Dynamics of the repetitions of $f(z) = z^{2} +\frac{1}{4}$

Question

This is probably a classic and most likely an easy question, but I was not able to find an answer. If we have the iteration $z_{n+1}=g(z_n)$, where $$g(z) = z + a z^{2},$$ with $a\ne 0$, then using a suitable linear change of coordinates it can be brought to the form $$f(z) = z^{2} + \frac{1}{4}.$$ Is there a neighbourhood of the unique fixed point $z=\frac{1}{2}$ of $f$, in which the sequence of iterates remains bounded?

Answer 1

The answer in NO.

We shall show that: there is no open neighbourhood of $z=\frac{1}{2}$, where the iterates of $f(z)=z^2+\frac{1}{4}$ remain bounded.

Take $z_0=\frac{1}{2}+\varepsilon$, where $\varepsilon>0$. Then the sequence $$z_{n+1}=f(z_n), \,\,\,n\in\mathbb N,$$ is strictly increasing and thus convergent in $(0,\infty]$. But if it had a finite limit, that would be a fixed point of $f$, which is impossible, as the only fixed point of $f$ is $\frac{1}{2}$ and $\lim f(z_n)>\frac{1}{2}$.

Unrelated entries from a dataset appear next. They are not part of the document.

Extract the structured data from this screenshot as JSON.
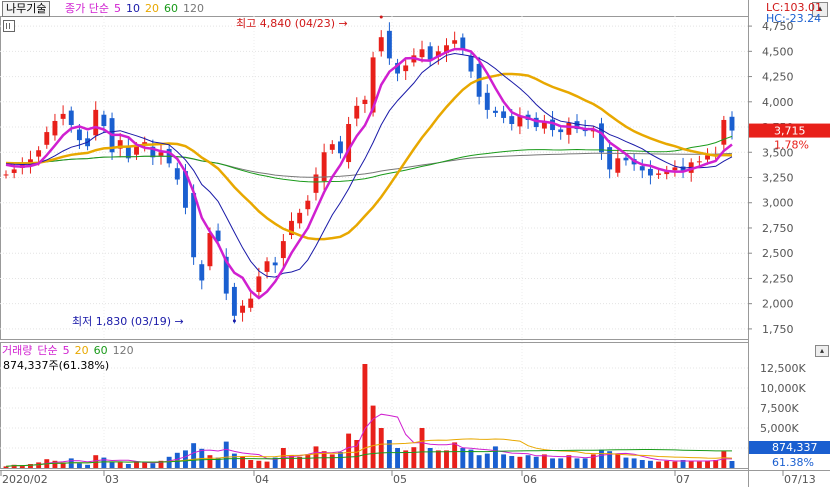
{
  "header": {
    "stock_name": "나무기술",
    "legend_label": "종가 단순",
    "ma_periods": [
      {
        "period": "5",
        "color": "#d020d0"
      },
      {
        "period": "10",
        "color": "#1a1aa8"
      },
      {
        "period": "20",
        "color": "#e8a800"
      },
      {
        "period": "60",
        "color": "#1a9a1a"
      },
      {
        "period": "120",
        "color": "#777777"
      }
    ],
    "lc_label": "LC:103.01",
    "hc_label": "HC:-23.24"
  },
  "annotations": {
    "high_label": "최고 4,840 (04/23)",
    "low_label": "최저 1,830 (03/19)"
  },
  "price_panel": {
    "y_ticks": [
      "4,750",
      "4,500",
      "4,250",
      "4,000",
      "3,750",
      "3,500",
      "3,250",
      "3,000",
      "2,750",
      "2,500",
      "2,250",
      "2,000",
      "1,750"
    ],
    "current_price": "3,715",
    "change_pct": "1.78%"
  },
  "volume_panel": {
    "legend_label": "거래량",
    "legend_ma": "단순",
    "ma_periods": [
      {
        "period": "5",
        "color": "#d020d0"
      },
      {
        "period": "20",
        "color": "#e8a800"
      },
      {
        "period": "60",
        "color": "#1a9a1a"
      },
      {
        "period": "120",
        "color": "#777777"
      }
    ],
    "info": "874,337주(61.38%)",
    "y_ticks": [
      "12,500K",
      "10,000K",
      "7,500K",
      "5,000K",
      "2,500K"
    ],
    "current_volume": "874,337",
    "current_pct": "61.38%"
  },
  "x_axis": {
    "labels": [
      "2020/02",
      "03",
      "04",
      "05",
      "06",
      "07",
      "07/13"
    ]
  },
  "colors": {
    "up": "#e8201a",
    "down": "#1a5fd0",
    "ma5": "#d020d0",
    "ma10": "#1a1aa8",
    "ma20": "#e8a800",
    "ma60": "#1a9a1a",
    "ma120": "#777777"
  },
  "chart_data": {
    "type": "candlestick",
    "title": "나무기술",
    "x_labels": [
      "2020/02",
      "03",
      "04",
      "05",
      "06",
      "07",
      "07/13"
    ],
    "ylim": [
      1650,
      4850
    ],
    "high": {
      "value": 4840,
      "date": "04/23"
    },
    "low": {
      "value": 1830,
      "date": "03/19"
    },
    "close_series": [
      3280,
      3330,
      3380,
      3430,
      3520,
      3700,
      3810,
      3880,
      3770,
      3620,
      3560,
      3920,
      3760,
      3500,
      3620,
      3440,
      3560,
      3600,
      3450,
      3500,
      3390,
      3230,
      2950,
      2460,
      2230,
      2700,
      2620,
      2100,
      1880,
      1980,
      2050,
      2270,
      2420,
      2380,
      2620,
      2820,
      2900,
      3020,
      3280,
      3500,
      3580,
      3490,
      3780,
      3960,
      4020,
      4440,
      4640,
      4430,
      4280,
      4360,
      4460,
      4520,
      4420,
      4500,
      4560,
      4610,
      4520,
      4300,
      4050,
      3920,
      3890,
      3840,
      3780,
      3860,
      3820,
      3750,
      3800,
      3720,
      3700,
      3790,
      3730,
      3710,
      3720,
      3500,
      3330,
      3440,
      3420,
      3380,
      3320,
      3270,
      3290,
      3310,
      3350,
      3320,
      3400,
      3410,
      3470,
      3470,
      3820,
      3715
    ],
    "volume_series": [
      0.2,
      0.4,
      0.3,
      0.5,
      0.7,
      1.1,
      0.9,
      0.7,
      1.2,
      0.6,
      0.4,
      1.6,
      1.3,
      0.8,
      0.7,
      0.5,
      0.8,
      0.7,
      0.6,
      0.9,
      1.4,
      1.9,
      2.2,
      3.1,
      2.4,
      1.6,
      1.3,
      3.3,
      1.8,
      1.4,
      1.0,
      0.9,
      0.8,
      1.3,
      2.5,
      1.6,
      1.4,
      1.7,
      2.7,
      2.1,
      1.7,
      2.0,
      4.3,
      3.5,
      13.0,
      7.8,
      5.0,
      3.5,
      2.5,
      2.2,
      2.6,
      5.0,
      2.5,
      2.2,
      2.2,
      3.2,
      2.5,
      2.3,
      1.6,
      1.8,
      2.7,
      1.7,
      1.5,
      1.4,
      1.6,
      1.4,
      1.7,
      1.2,
      1.2,
      1.6,
      1.2,
      1.2,
      1.7,
      2.3,
      2.1,
      1.7,
      1.3,
      1.2,
      1.0,
      0.9,
      0.8,
      0.9,
      0.8,
      1.0,
      0.9,
      0.8,
      0.9,
      1.0,
      2.1,
      0.874
    ],
    "volume_ylim": [
      0,
      14000
    ],
    "volume_unit": "K"
  }
}
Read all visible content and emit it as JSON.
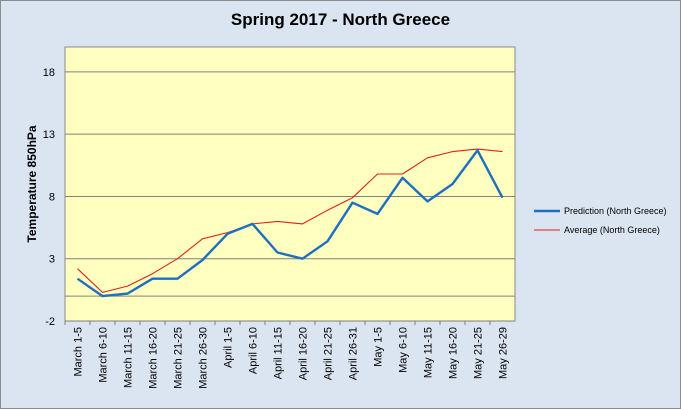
{
  "chart_data": {
    "type": "line",
    "title": "Spring 2017 - North Greece",
    "xlabel": "",
    "ylabel": "Temperature 850hPa",
    "ylim": [
      -2,
      20
    ],
    "yticks": [
      "-2",
      "3",
      "8",
      "13",
      "18"
    ],
    "grid": true,
    "legend_position": "right",
    "categories": [
      "March 1-5",
      "March 6-10",
      "March 11-15",
      "March 16-20",
      "March 21-25",
      "March 26-30",
      "April 1-5",
      "April 6-10",
      "April 11-15",
      "April 16-20",
      "April 21-25",
      "April 26-31",
      "May 1-5",
      "May 6-10",
      "May 11-15",
      "May 16-20",
      "May 21-25",
      "May 26-29"
    ],
    "series": [
      {
        "name": "Prediction (North Greece)",
        "color": "#1f6fbf",
        "values": [
          1.4,
          0.0,
          0.2,
          1.4,
          1.4,
          2.9,
          5.0,
          5.8,
          3.5,
          3.0,
          4.4,
          7.5,
          6.6,
          9.5,
          7.6,
          9.0,
          11.7,
          7.9
        ]
      },
      {
        "name": "Average (North Greece)",
        "color": "#e0201c",
        "values": [
          2.2,
          0.3,
          0.8,
          1.8,
          3.0,
          4.6,
          5.1,
          5.8,
          6.0,
          5.8,
          6.9,
          7.9,
          9.8,
          9.8,
          11.1,
          11.6,
          11.8,
          11.6
        ]
      }
    ]
  }
}
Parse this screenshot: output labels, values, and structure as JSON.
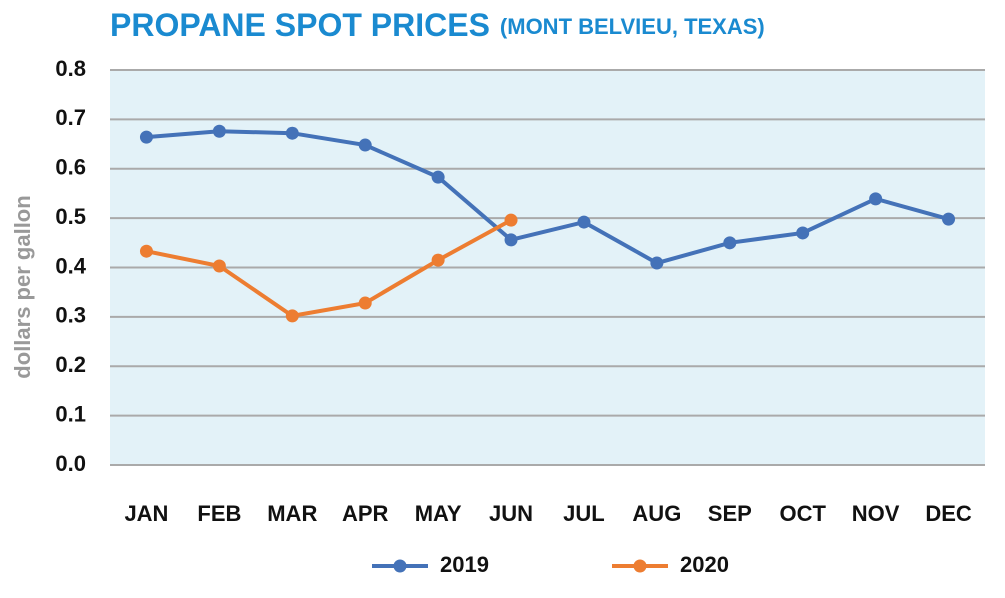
{
  "chart_data": {
    "type": "line",
    "title": "PROPANE SPOT PRICES",
    "subtitle": "(MONT BELVIEU, TEXAS)",
    "y_label": "dollars per gallon",
    "categories": [
      "JAN",
      "FEB",
      "MAR",
      "APR",
      "MAY",
      "JUN",
      "JUL",
      "AUG",
      "SEP",
      "OCT",
      "NOV",
      "DEC"
    ],
    "series": [
      {
        "name": "2019",
        "color": "#4472b8",
        "values": [
          0.664,
          0.676,
          0.672,
          0.648,
          0.583,
          0.456,
          0.492,
          0.409,
          0.45,
          0.47,
          0.539,
          0.498
        ]
      },
      {
        "name": "2020",
        "color": "#ed7d31",
        "values": [
          0.433,
          0.403,
          0.302,
          0.328,
          0.415,
          0.496,
          null,
          null,
          null,
          null,
          null,
          null
        ]
      }
    ],
    "ylim": [
      0,
      0.8
    ],
    "yticks": [
      {
        "value": 0,
        "label": "0.0"
      },
      0.1,
      0.2,
      0.3,
      0.4,
      0.5,
      0.6,
      0.7,
      0.8
    ],
    "grid": true,
    "legend": "bottom"
  }
}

Note. We have instability only in the positive direction (i.e., $\vartheta=0$). In fact, for every $\vartheta\in(0,2\pi)$, there exists an $\varepsilon_\vartheta$, such that, if $r\in(0,\varepsilon_\vartheta)$, then the sequence $z_0=\frac{1}{2}+r\mathrm{e}^{i\vartheta}$, $z_{n+1}=f(z_n)$, remains bounded. (See here.)

Answer 2

No, there isn't. The point $z=1/2$ is on the boundary of the Julia set.